To further secure the assets of suppliers, Awaken Lending implements a rigorous liquidation process, liquidating the collateral of the borrower immediately when the system identifies that he/she may not be able to repay his/her debt. The liquidation process is triggered when the ratio of the value of the borrower’s collateral to the value of his/her debt surpasses a certain level, which is called the liquidation threshold. For example, suppose Tom deposits $ETH as collateral and borrow $DAI where the liquidation threshold of $ETH is 70%, that means when the value of $ETH (his collateral) divided by the value of $DAI (his debt) equals 70%, Tom will be put on the liquidation list; his collateral will be sold to the liquidator at a discount rate to repay his debt and eventually he can only withdraw the portion of his collateral left after liquidation.
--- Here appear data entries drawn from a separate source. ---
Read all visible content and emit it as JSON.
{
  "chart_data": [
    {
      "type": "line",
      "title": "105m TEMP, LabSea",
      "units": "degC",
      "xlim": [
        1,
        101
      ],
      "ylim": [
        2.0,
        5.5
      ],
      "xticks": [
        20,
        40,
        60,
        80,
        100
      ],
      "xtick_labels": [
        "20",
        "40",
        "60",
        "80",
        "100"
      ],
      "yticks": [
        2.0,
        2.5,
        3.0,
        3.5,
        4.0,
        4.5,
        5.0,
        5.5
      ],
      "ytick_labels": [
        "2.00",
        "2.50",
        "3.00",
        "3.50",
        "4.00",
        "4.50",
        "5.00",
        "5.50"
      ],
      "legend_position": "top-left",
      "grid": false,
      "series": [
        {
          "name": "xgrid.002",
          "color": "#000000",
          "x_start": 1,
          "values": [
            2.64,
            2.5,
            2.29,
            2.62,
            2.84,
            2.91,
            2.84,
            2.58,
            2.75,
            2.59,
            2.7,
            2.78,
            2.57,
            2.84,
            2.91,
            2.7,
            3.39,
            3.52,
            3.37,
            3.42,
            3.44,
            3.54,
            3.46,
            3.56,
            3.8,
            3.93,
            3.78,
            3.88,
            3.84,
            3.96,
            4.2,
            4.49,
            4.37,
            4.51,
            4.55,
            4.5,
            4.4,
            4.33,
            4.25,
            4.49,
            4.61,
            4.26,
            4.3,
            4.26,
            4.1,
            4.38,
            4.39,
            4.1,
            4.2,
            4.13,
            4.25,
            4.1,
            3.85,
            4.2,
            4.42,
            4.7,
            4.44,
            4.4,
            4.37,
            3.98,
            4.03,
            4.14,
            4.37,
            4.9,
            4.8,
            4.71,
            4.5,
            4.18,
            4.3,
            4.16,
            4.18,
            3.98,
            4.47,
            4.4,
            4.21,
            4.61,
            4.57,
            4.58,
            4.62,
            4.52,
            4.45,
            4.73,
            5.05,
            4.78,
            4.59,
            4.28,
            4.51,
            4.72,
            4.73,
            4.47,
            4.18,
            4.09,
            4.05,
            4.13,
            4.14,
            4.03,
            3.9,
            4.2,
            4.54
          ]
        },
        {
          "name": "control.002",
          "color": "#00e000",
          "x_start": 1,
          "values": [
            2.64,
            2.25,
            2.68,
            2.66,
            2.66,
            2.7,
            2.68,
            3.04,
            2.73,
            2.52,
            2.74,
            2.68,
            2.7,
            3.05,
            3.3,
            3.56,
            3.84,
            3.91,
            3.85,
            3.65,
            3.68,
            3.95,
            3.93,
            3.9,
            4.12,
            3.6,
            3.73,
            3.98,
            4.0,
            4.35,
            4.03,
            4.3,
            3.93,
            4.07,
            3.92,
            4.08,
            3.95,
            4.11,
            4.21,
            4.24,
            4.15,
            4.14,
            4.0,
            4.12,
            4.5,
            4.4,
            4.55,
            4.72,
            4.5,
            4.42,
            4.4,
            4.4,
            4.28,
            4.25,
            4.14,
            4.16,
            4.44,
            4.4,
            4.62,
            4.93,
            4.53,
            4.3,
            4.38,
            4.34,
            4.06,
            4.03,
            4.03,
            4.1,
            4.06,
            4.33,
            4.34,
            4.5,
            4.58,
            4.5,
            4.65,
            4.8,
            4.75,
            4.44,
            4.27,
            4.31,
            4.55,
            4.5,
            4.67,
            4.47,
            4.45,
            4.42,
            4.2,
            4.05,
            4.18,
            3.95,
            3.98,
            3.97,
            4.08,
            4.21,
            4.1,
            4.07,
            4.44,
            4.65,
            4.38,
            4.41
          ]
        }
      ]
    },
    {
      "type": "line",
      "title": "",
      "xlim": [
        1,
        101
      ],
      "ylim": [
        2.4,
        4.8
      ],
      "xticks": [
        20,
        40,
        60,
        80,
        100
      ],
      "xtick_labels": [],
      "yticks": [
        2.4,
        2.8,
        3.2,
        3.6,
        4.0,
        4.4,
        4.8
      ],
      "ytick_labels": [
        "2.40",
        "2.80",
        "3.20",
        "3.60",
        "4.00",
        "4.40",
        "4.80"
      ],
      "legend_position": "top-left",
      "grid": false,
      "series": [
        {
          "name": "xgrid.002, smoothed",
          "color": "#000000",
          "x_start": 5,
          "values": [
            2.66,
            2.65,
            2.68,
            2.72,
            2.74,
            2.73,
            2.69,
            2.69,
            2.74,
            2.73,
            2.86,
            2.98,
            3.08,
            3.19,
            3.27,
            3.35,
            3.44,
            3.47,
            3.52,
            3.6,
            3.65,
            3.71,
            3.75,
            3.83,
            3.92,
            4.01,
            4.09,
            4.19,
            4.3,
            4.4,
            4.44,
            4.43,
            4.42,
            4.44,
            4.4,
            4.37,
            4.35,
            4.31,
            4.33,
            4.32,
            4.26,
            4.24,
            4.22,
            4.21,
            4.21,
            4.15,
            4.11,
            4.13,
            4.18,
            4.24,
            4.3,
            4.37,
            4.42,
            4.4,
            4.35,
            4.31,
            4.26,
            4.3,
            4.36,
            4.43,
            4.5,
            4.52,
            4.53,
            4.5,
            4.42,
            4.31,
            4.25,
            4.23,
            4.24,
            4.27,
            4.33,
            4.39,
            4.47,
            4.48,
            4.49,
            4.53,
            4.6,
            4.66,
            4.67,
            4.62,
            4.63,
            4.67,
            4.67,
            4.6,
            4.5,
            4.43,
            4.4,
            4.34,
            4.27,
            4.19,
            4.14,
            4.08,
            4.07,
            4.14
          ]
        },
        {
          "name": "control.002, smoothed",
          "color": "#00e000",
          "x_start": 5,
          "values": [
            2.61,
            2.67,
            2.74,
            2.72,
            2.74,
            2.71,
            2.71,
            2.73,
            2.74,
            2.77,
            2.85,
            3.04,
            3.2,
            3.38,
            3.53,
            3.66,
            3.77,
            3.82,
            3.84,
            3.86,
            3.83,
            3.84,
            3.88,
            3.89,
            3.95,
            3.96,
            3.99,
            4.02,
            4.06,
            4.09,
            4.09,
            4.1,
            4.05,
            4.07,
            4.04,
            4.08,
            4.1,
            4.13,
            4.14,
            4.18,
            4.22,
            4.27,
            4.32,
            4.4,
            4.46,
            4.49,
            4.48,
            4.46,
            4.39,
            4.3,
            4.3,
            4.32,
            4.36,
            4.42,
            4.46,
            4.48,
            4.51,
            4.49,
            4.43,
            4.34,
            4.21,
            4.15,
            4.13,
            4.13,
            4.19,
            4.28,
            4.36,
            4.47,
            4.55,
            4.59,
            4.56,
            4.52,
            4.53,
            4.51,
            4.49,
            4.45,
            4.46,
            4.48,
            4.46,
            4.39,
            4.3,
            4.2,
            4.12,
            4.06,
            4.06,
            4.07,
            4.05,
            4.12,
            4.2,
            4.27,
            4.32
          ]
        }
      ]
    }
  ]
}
Liquidation thresholds vary across tokens. Below shows the liquidation threshold of each token when it serves as collateral.

Token
Liquidation Threshold

USDT

55%

USDC

85%

DAI

85%

WBTC

75%

ETH

75%

To facilitate the liquidation process and increase the efficiency of liquidation, Awaken rewards liquidators with an extra portion of borrowers’ collateral when they initiate a liquidation and repay the debt for the borrower. The additional collateral given to liquidators is named the liquidation incentive. On Awaken Lending, the liquidation incentives of all tokens are set at 1.1, which means liquidators receive an extra 10% of the borrowers’ collateral for every unit they liquidate.